How to Define Value in VSM
In creating a value stream map of a manufacturing or service process, it is critical to define who is the customer of that process is and what is perceived to be value to the customer.
The customer may be internal or external. An internal customer is the downstream phase of the process under consideration in the mapping; the external customer is the end user of the goods or services produced.
Understanding what constitutes "value" is crucial. Defining value accurately ensures that organizations focus their resources and efforts on delivering products and services that customers truly need and are willing to pay for.
How do we define value and what steps need to be taken, to bring the process to expend energy and resources to make only that value flow?
1. Value from the Customer's Perspective
Value is defined from the customer’s perspective. Whether it’s a product feature, service, or specific functionality, if the customer isn’t willing to pay for it, it isn’t value.
Kano's model helps define product and process development priorities, focusing on what generates the greatest perceived value. The model divides the attributes of a product or service into three main categories:
Must-be (Essential): basic characteristics that the customer expects and that, if missing, generate dissatisfaction.
Performance (Performances): characteristics for which satisfaction increases in proportion to the quality or quantity offered.
Delighters (Enthusiasts): unexpected attributes that positively surprise the customer, greatly increasing satisfaction even if not requested.
Another way to define what is value or not for the customers (either internal or external) is the survey with an eventual completion of the Value Proposition Canvas that helps to design and refine the value proposition based on customer needs. It consists of two main sections: Customer Profile and Value Proposition
2. Differentiating Value-Added from Non-Value-Added Activities
Operations in the process that do not directly contribute to creating and delivering customer value are defined as wastes; these wastes are clustered in the acronym TIM WOODS: Transportation, Inventory, Motion, Waiting, Overprocessing, Overproduction, Defects, Skills not used. These wastes consume resources without generating value.
These wastes consume resources without generating value and should be avoided or minimized as much as possible.
One example is limiting unnecessary inventories or bringing the phases of the same value stream closer together to reduce the time for transportation from one operation to next.
There are activities that are not valuable for the customer but are still mandatory, such as financial or fiscal management activities. These kinds of activities are called semi-value-added and should be reduced, optimized, or automated as much as possible.
Value stream map is a highly effective tool in visualizing some non-value activities in the flow of materials or information.
3. Aligning Business Processes to create the Flow of Value
Once value is defined, all operations should be aligned or reviewed to continuously improve the flow of value.

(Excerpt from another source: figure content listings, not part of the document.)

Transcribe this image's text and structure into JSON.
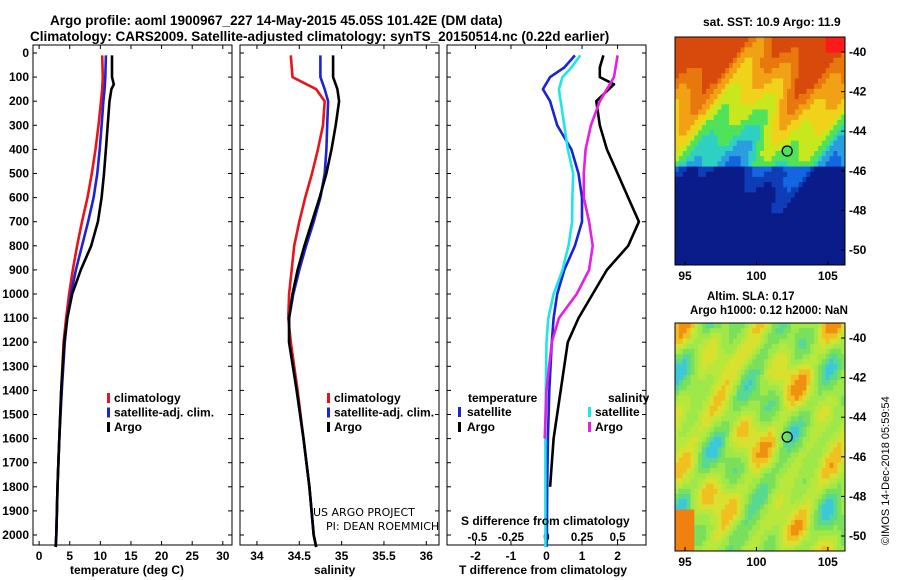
{
  "header": {
    "title_line1": "Argo profile: aoml 1900967_227 14-May-2015 45.05S 101.42E (DM data)",
    "title_line2": "Climatology: CARS2009. Satellite-adjusted climatology: synTS_20150514.nc (0.22d earlier)"
  },
  "sst_map": {
    "title": "sat. SST: 10.9 Argo: 11.9",
    "lat_ticks": [
      "-40",
      "-42",
      "-44",
      "-46",
      "-48",
      "-50"
    ],
    "lon_ticks": [
      "95",
      "100",
      "105"
    ]
  },
  "sla_map": {
    "title_line1": "Altim. SLA: 0.17",
    "title_line2": "Argo h1000: 0.12 h2000: NaN",
    "lat_ticks": [
      "-40",
      "-42",
      "-44",
      "-46",
      "-48",
      "-50"
    ],
    "lon_ticks": [
      "95",
      "100",
      "105"
    ]
  },
  "credit": {
    "line1": "US ARGO PROJECT",
    "line2": "PI: DEAN ROEMMICH"
  },
  "stamp": "©IMOS 14-Dec-2018 05:59:54",
  "colors": {
    "climatology": "#e8141b",
    "satellite": "#1b23d6",
    "argo": "#000000",
    "satellite_s": "#1ee6e6",
    "argo_s": "#e61ee6"
  },
  "chart_data": [
    {
      "type": "line",
      "name": "temperature-profile",
      "xlabel": "temperature (deg C)",
      "xlim": [
        -1,
        31.5
      ],
      "ylim": [
        2080,
        0
      ],
      "x_ticks": [
        "0",
        "5",
        "10",
        "15",
        "20",
        "25",
        "30"
      ],
      "y_ticks": [
        "0",
        "100",
        "200",
        "300",
        "400",
        "500",
        "600",
        "700",
        "800",
        "900",
        "1000",
        "1100",
        "1200",
        "1300",
        "1400",
        "1500",
        "1600",
        "1700",
        "1800",
        "1900",
        "2000"
      ],
      "legend": [
        "climatology",
        "satellite-adj. clim.",
        "Argo"
      ],
      "series": [
        {
          "key": "climatology",
          "depth": [
            10,
            100,
            150,
            200,
            300,
            400,
            500,
            600,
            700,
            800,
            900,
            1000,
            1100,
            1200,
            1400,
            1600,
            1800,
            2000,
            2050
          ],
          "values": [
            10.3,
            10.4,
            10.3,
            10.1,
            9.7,
            9.2,
            8.6,
            7.9,
            7.0,
            6.2,
            5.5,
            4.9,
            4.4,
            4.0,
            3.6,
            3.3,
            3.0,
            2.8,
            2.7
          ]
        },
        {
          "key": "satellite",
          "depth": [
            10,
            100,
            150,
            200,
            300,
            400,
            500,
            600,
            700,
            800,
            900,
            1000,
            1100,
            1200,
            1400,
            1600,
            1800,
            2000,
            2050
          ],
          "values": [
            10.9,
            10.8,
            10.7,
            10.5,
            10.2,
            9.9,
            9.5,
            8.9,
            8.0,
            7.0,
            6.0,
            5.2,
            4.6,
            4.2,
            3.7,
            3.3,
            3.0,
            2.8,
            2.7
          ]
        },
        {
          "key": "argo",
          "depth": [
            10,
            100,
            130,
            150,
            200,
            300,
            400,
            500,
            600,
            700,
            800,
            900,
            1000,
            1100,
            1200,
            1400,
            1600,
            1800,
            2000,
            2050
          ],
          "values": [
            11.9,
            11.9,
            12.2,
            11.8,
            11.5,
            11.2,
            10.9,
            10.6,
            10.2,
            9.6,
            8.5,
            6.8,
            5.4,
            4.6,
            4.1,
            3.6,
            3.3,
            3.0,
            2.8,
            2.7
          ]
        }
      ]
    },
    {
      "type": "line",
      "name": "salinity-profile",
      "xlabel": "salinity",
      "xlim": [
        33.8,
        36.15
      ],
      "ylim": [
        2080,
        0
      ],
      "x_ticks": [
        "34",
        "34.5",
        "35",
        "35.5",
        "36"
      ],
      "legend": [
        "climatology",
        "satellite-adj. clim.",
        "Argo"
      ],
      "series": [
        {
          "key": "climatology",
          "depth": [
            10,
            100,
            150,
            200,
            300,
            400,
            500,
            600,
            700,
            800,
            900,
            1000,
            1100,
            1200,
            1400,
            1600,
            1800,
            2000,
            2050
          ],
          "values": [
            34.4,
            34.42,
            34.7,
            34.8,
            34.78,
            34.72,
            34.65,
            34.57,
            34.5,
            34.44,
            34.41,
            34.38,
            34.37,
            34.4,
            34.48,
            34.55,
            34.62,
            34.67,
            34.7
          ]
        },
        {
          "key": "satellite",
          "depth": [
            10,
            100,
            150,
            200,
            300,
            400,
            500,
            600,
            700,
            800,
            900,
            1000,
            1100,
            1200,
            1400,
            1600,
            1800,
            2000,
            2050
          ],
          "values": [
            34.75,
            34.75,
            34.8,
            34.84,
            34.83,
            34.82,
            34.8,
            34.75,
            34.67,
            34.58,
            34.5,
            34.43,
            34.38,
            34.38,
            34.47,
            34.55,
            34.62,
            34.67,
            34.7
          ]
        },
        {
          "key": "argo",
          "depth": [
            10,
            100,
            150,
            200,
            300,
            400,
            500,
            600,
            700,
            800,
            900,
            1000,
            1100,
            1200,
            1400,
            1600,
            1800,
            2000,
            2050
          ],
          "values": [
            34.9,
            34.9,
            34.95,
            34.97,
            34.93,
            34.88,
            34.82,
            34.74,
            34.65,
            34.56,
            34.48,
            34.42,
            34.38,
            34.38,
            34.47,
            34.55,
            34.62,
            34.67,
            34.7
          ]
        }
      ]
    },
    {
      "type": "line",
      "name": "difference-profile",
      "xlabel": "T difference from climatology",
      "xlabel_top": "S difference from climatology",
      "xlim": [
        -2.8,
        2.8
      ],
      "ylim": [
        2080,
        0
      ],
      "x_ticks": [
        "-2",
        "-1",
        "0",
        "1",
        "2"
      ],
      "x2_ticks": [
        "-0.5",
        "-0.25",
        "0",
        "0.25",
        "0.5"
      ],
      "legend_temperature": {
        "title": "temperature",
        "items": [
          "satellite",
          "Argo"
        ]
      },
      "legend_salinity": {
        "title": "salinity",
        "items": [
          "satellite",
          "Argo"
        ]
      },
      "series": [
        {
          "key": "satellite",
          "name": "satellite",
          "depth": [
            10,
            60,
            100,
            150,
            200,
            300,
            400,
            500,
            600,
            700,
            800,
            900,
            1000,
            1100,
            1200,
            1400,
            1600,
            1800,
            2000,
            2050
          ],
          "values": [
            0.8,
            0.5,
            0.1,
            -0.1,
            0.1,
            0.3,
            0.7,
            0.9,
            1.0,
            1.0,
            0.8,
            0.5,
            0.3,
            0.2,
            0.15,
            0.08,
            0.04,
            0.02,
            0.01,
            0.0
          ]
        },
        {
          "key": "argo",
          "name": "Argo",
          "depth": [
            10,
            60,
            100,
            130,
            200,
            300,
            400,
            500,
            600,
            700,
            800,
            900,
            1000,
            1100,
            1200,
            1400,
            1600,
            1800
          ],
          "values": [
            1.6,
            1.5,
            1.5,
            1.9,
            1.4,
            1.5,
            1.7,
            2.0,
            2.3,
            2.6,
            2.3,
            1.7,
            1.3,
            0.9,
            0.6,
            0.4,
            0.2,
            0.1
          ]
        },
        {
          "key": "satellite_s",
          "name": "satellite",
          "depth": [
            10,
            60,
            100,
            150,
            200,
            300,
            400,
            500,
            600,
            700,
            800,
            900,
            1000,
            1100,
            1200,
            1400,
            1600,
            1800,
            2000,
            2050
          ],
          "values": [
            0.95,
            0.7,
            0.45,
            0.35,
            0.4,
            0.5,
            0.6,
            0.75,
            0.73,
            0.72,
            0.62,
            0.45,
            0.2,
            0.05,
            0.0,
            -0.02,
            -0.03,
            -0.03,
            -0.03,
            -0.03
          ]
        },
        {
          "key": "argo_s",
          "name": "Argo",
          "depth": [
            10,
            100,
            150,
            200,
            300,
            400,
            500,
            600,
            700,
            800,
            900,
            1000,
            1100,
            1200,
            1400,
            1600
          ],
          "values": [
            2.0,
            1.9,
            1.7,
            1.5,
            1.25,
            1.1,
            1.05,
            1.05,
            1.2,
            1.3,
            1.2,
            0.85,
            0.35,
            0.15,
            0.0,
            -0.05
          ]
        }
      ]
    }
  ]
}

Lean tools and methods such as VSM, Kaizen, and kanban help ensure that the process and the flow is orientated to customer needs.
The value stream management approach focuses, for every single value stream, on the management, analysis and improvement of each stage of production or service, from initial customer request to final delivery. This also involves reorganizing the objectives, structure, and organization chart of companies' functions by value stream.
Defining value is the base for any process optimization. By viewing value through the lens of the customer, splitting between value-added and non-value-added activities, and aligning internal processes to maximize value, businesses can achieve operational excellence.